The petitioners had availed various credit facilities from IL&FS between the period 2006 to 2018. Following the defaults, the account was classified as a Non-Performing Asset in July 2018.
After proceedings under SARFAESI Act were initiated before the Debt Recovery Tribunal, the petitioner, in January 2020, made a final proposal of Rs. 100 crores in respect of the outstanding loan of Rs 93 crore.
On March 3, 2020, IL&FS agreed in-principle for the payment of 100 crores at one go, on or before March 27, 2020.
The OTS did not fructify and IL&FS eventually revoked the settlement proposal.
It was the petitioner's primary contention that the revocation was contrary to RBI circulars on ‘COVID-19 Regulatory Package’ and Policy Guidelines titled “Statement on Developmental and Regulatory Policies”.
The petitioner said that the object of the circulars and guidelines was to give breathing time to borrowers on loans and interest during the COVID-19 pandemic.
IL&FS contested the maintainability of the writ petition as it argued the disputes were in the realm of contractual law and the only remedy available to the petitioner was in terms of the SARFAESI Act.
It justified the revocation of the in-principle agreement on the ground that there was no definite settlement and the petitioner also failed to fulfil the conditions therein.
IL&FS further stated that neither of the RBI circulars protected any defaulters under the garb of the pandemic if they did not honour the loans which had become payable by or before the pandemic broke out.
After perusing the RBI circulars and policy guidelines, the Court stated that they were meant for mitigating the burden of debt which might have been brought about due to the COVID-19 pandemic.
The present case, the Court added, was one wherein any disruption took place due to the COVID-19 pandemic as even prior to the OTS, the petitioner was already in default.

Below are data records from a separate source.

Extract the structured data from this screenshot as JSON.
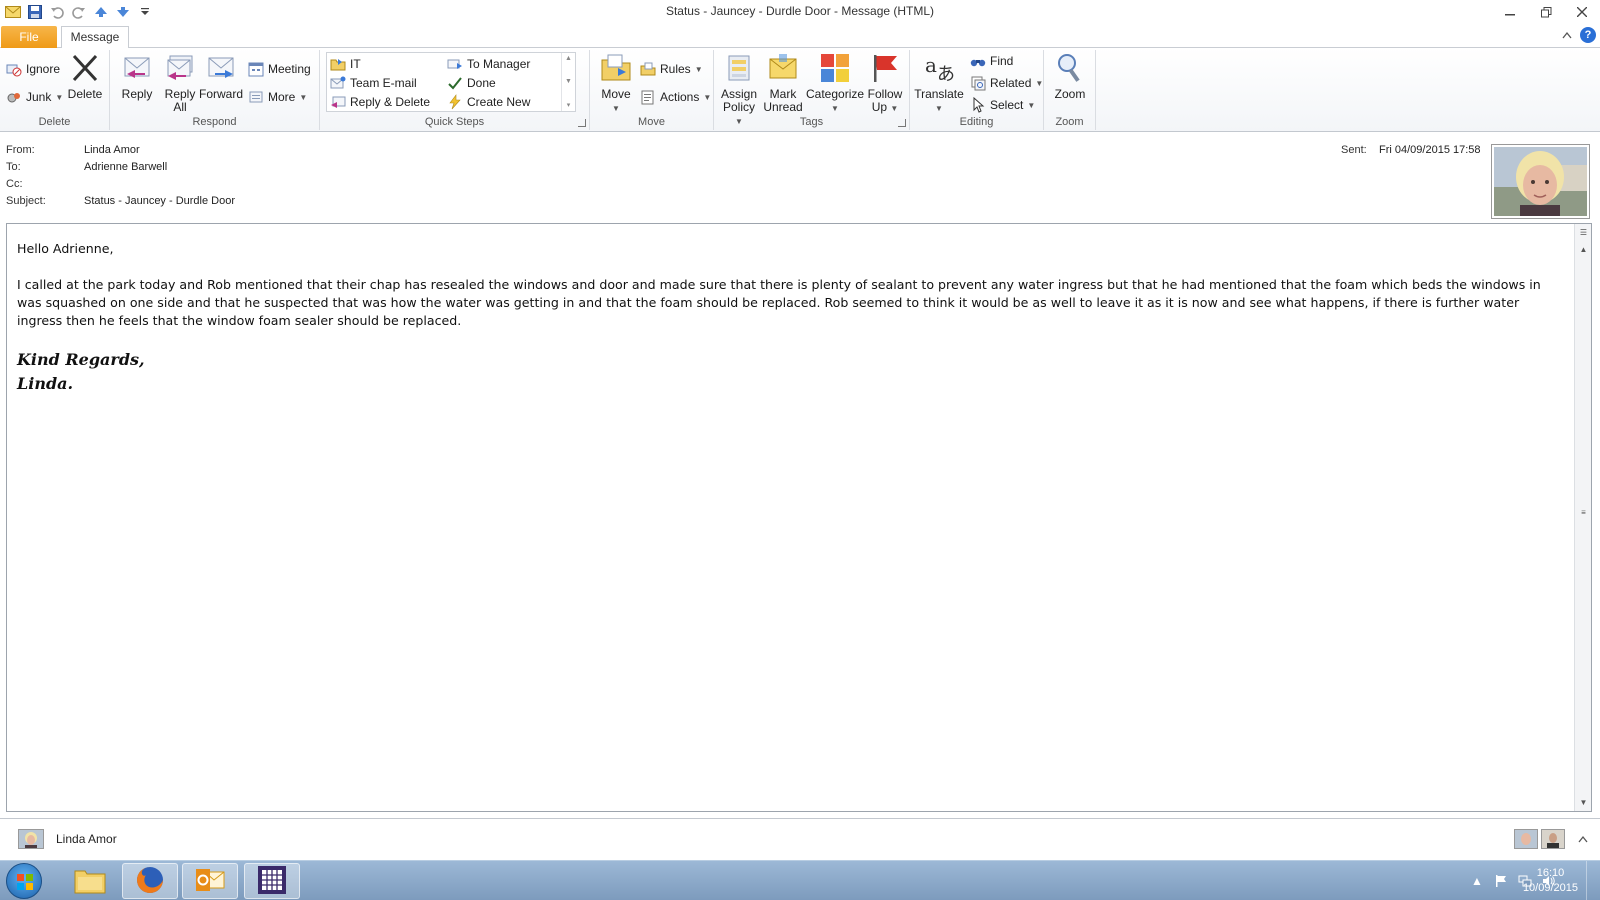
{
  "window": {
    "title": "Status - Jauncey - Durdle Door  -  Message (HTML)",
    "minimize_icon": "minimize-icon",
    "restore_icon": "restore-icon",
    "close_icon": "close-icon"
  },
  "tabs": {
    "file": "File",
    "message": "Message"
  },
  "ribbon": {
    "delete_group": {
      "label": "Delete",
      "ignore": "Ignore",
      "junk": "Junk",
      "delete": "Delete"
    },
    "respond_group": {
      "label": "Respond",
      "reply": "Reply",
      "reply_all_1": "Reply",
      "reply_all_2": "All",
      "forward": "Forward",
      "meeting": "Meeting",
      "more": "More"
    },
    "quick_steps_group": {
      "label": "Quick Steps",
      "items": [
        "IT",
        "To Manager",
        "Team E-mail",
        "Done",
        "Reply & Delete",
        "Create New"
      ]
    },
    "move_group": {
      "label": "Move",
      "move": "Move",
      "rules": "Rules",
      "actions": "Actions"
    },
    "tags_group": {
      "label": "Tags",
      "assign_1": "Assign",
      "assign_2": "Policy",
      "mark_1": "Mark",
      "mark_2": "Unread",
      "categorize": "Categorize",
      "follow_1": "Follow",
      "follow_2": "Up"
    },
    "editing_group": {
      "label": "Editing",
      "translate": "Translate",
      "find": "Find",
      "related": "Related",
      "select": "Select"
    },
    "zoom_group": {
      "label": "Zoom",
      "zoom": "Zoom"
    }
  },
  "header": {
    "from_label": "From:",
    "from_value": "Linda Amor",
    "to_label": "To:",
    "to_value": "Adrienne Barwell",
    "cc_label": "Cc:",
    "subject_label": "Subject:",
    "subject_value": "Status - Jauncey - Durdle Door",
    "sent_label": "Sent:",
    "sent_value": "Fri 04/09/2015 17:58"
  },
  "message": {
    "greeting": "Hello Adrienne,",
    "paragraph": "I called at the park today and Rob mentioned that their chap has resealed the windows and door and made sure that there is plenty of sealant to prevent any water ingress but that he had mentioned that the foam which beds the windows in was squashed on one side and that he suspected that was how the water was getting in and that the foam should be replaced.  Rob seemed to think it would be as well to leave it as it is now and see what happens, if there is further water ingress then he feels that the window foam sealer should be replaced.",
    "signature_1": "Kind Regards,",
    "signature_2": "Linda."
  },
  "people_pane": {
    "name": "Linda Amor"
  },
  "taskbar": {
    "time": "16:10",
    "date": "10/09/2015"
  },
  "colors": {
    "file_tab": "#ef9a17",
    "ribbon_bg": "#f3f5f8",
    "taskbar": "#8aa8c8",
    "flag_red": "#d9342b"
  }
}
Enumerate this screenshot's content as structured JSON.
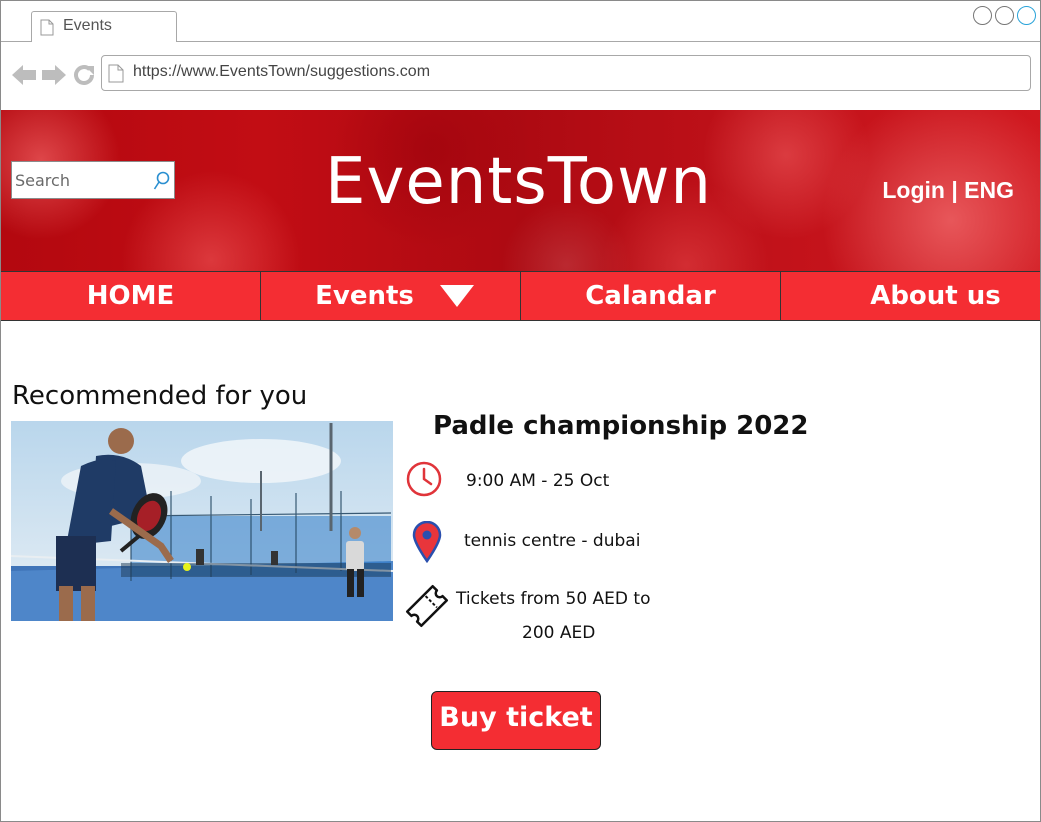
{
  "browser": {
    "tab_title": "Events",
    "url": "https://www.EventsTown/suggestions.com"
  },
  "header": {
    "search_placeholder": "Search",
    "brand": "EventsTown",
    "login_lang": "Login | ENG"
  },
  "nav": {
    "items": [
      {
        "label": "HOME"
      },
      {
        "label": "Events"
      },
      {
        "label": "Calandar"
      },
      {
        "label": "About us"
      }
    ]
  },
  "recommended": {
    "heading": "Recommended for you",
    "event": {
      "title": "Padle championship 2022",
      "time": "9:00 AM - 25 Oct",
      "location": "tennis centre - dubai",
      "tickets_line1": "Tickets from 50 AED to",
      "tickets_line2": "200 AED",
      "buy_label": "Buy ticket"
    }
  },
  "colors": {
    "brand_red": "#f42d33",
    "hero_red": "#c20d14",
    "text": "#111111"
  },
  "icons": [
    "page-icon",
    "back-arrow-icon",
    "forward-arrow-icon",
    "reload-icon",
    "search-icon",
    "caret-down-icon",
    "clock-icon",
    "location-pin-icon",
    "ticket-icon"
  ]
}
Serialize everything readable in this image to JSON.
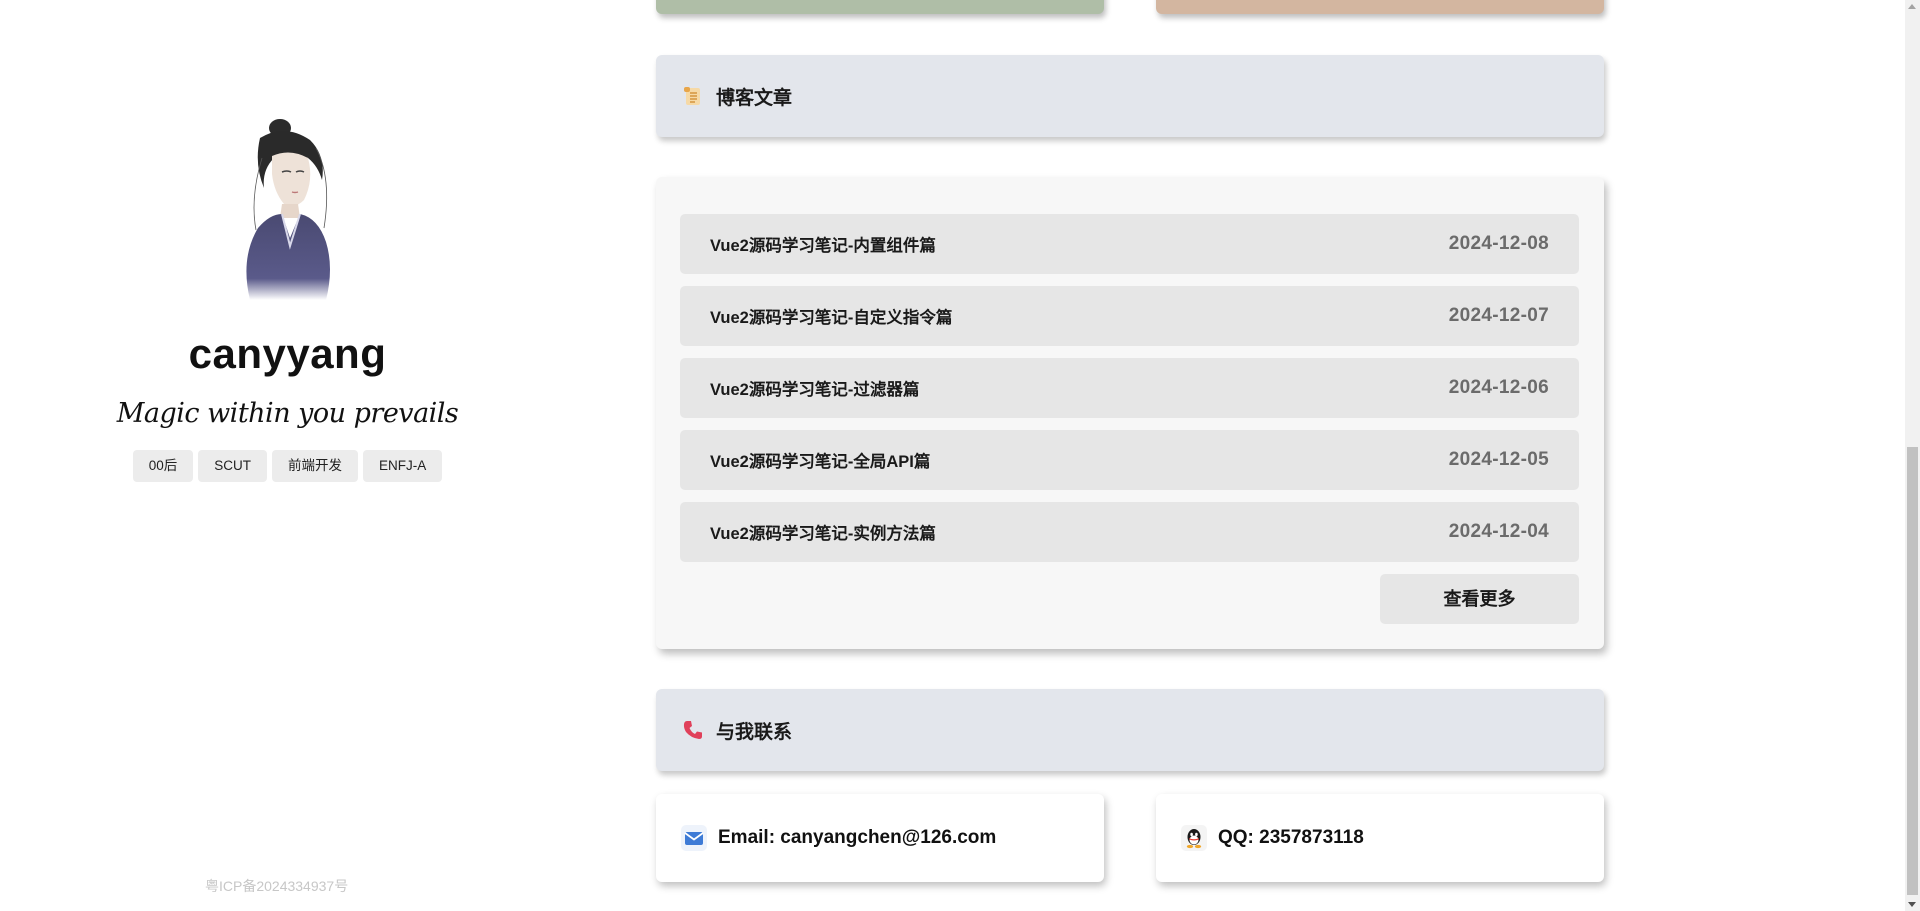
{
  "profile": {
    "name": "canyyang",
    "motto": "Magic within you prevails",
    "tags": [
      "00后",
      "SCUT",
      "前端开发",
      "ENFJ-A"
    ],
    "icp": "粤ICP备2024334937号"
  },
  "blog": {
    "header_title": "博客文章",
    "header_icon": "scroll-icon",
    "posts": [
      {
        "title": "Vue2源码学习笔记-内置组件篇",
        "date": "2024-12-08"
      },
      {
        "title": "Vue2源码学习笔记-自定义指令篇",
        "date": "2024-12-07"
      },
      {
        "title": "Vue2源码学习笔记-过滤器篇",
        "date": "2024-12-06"
      },
      {
        "title": "Vue2源码学习笔记-全局API篇",
        "date": "2024-12-05"
      },
      {
        "title": "Vue2源码学习笔记-实例方法篇",
        "date": "2024-12-04"
      }
    ],
    "more_label": "查看更多"
  },
  "contact": {
    "header_title": "与我联系",
    "header_icon": "phone-icon",
    "email": "Email: canyangchen@126.com",
    "qq": "QQ: 2357873118"
  },
  "colors": {
    "green_card": "#afbea7",
    "tan_card": "#d3b6a0",
    "header_bg": "#e3e6ec",
    "post_bg": "#e6e6e6"
  }
}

"The circulars of the RBI and the guidelines thereunder relate to reliefs to be granted for payments of interest and declaration of accounts as NPAs etc., during the COVID-19 pandemic. These circulars and policy guidelines cannot lend any support to the Petitioners’ case where the defaults are prior to the outbreak of the pandemic itself. The legality of the revocation of the OTS in May, 2020 cannot be tested on the benchmark of the recent RBI circulars and the policy guidelines inasmuch as these settlements are independent of the said circulars and guidelines. Moreover, the RBI circular itself make it clear that the same is for “continuity of viable businesses” and not for accounts which are already declared as NPA, as is in the present case."
The court noted that much water had flown in respect of the loan transactions after defaults by the petitioner and there was no case to consider if the pandemic had caused any financial stress.
The petition was accordingly dismissed.
Senior Advocate Meenakshi Arora with Advocates Vivek Jain, Nirvikar Singh, Manish Shekari, Zulfiquar Memon appeared for the petitioner.
Senior Advocate Rajeev Mehra with Advocates Atul Sharma, Abu John Mathew, Madhusudan, Baiju Mathew appeared for IL&FS.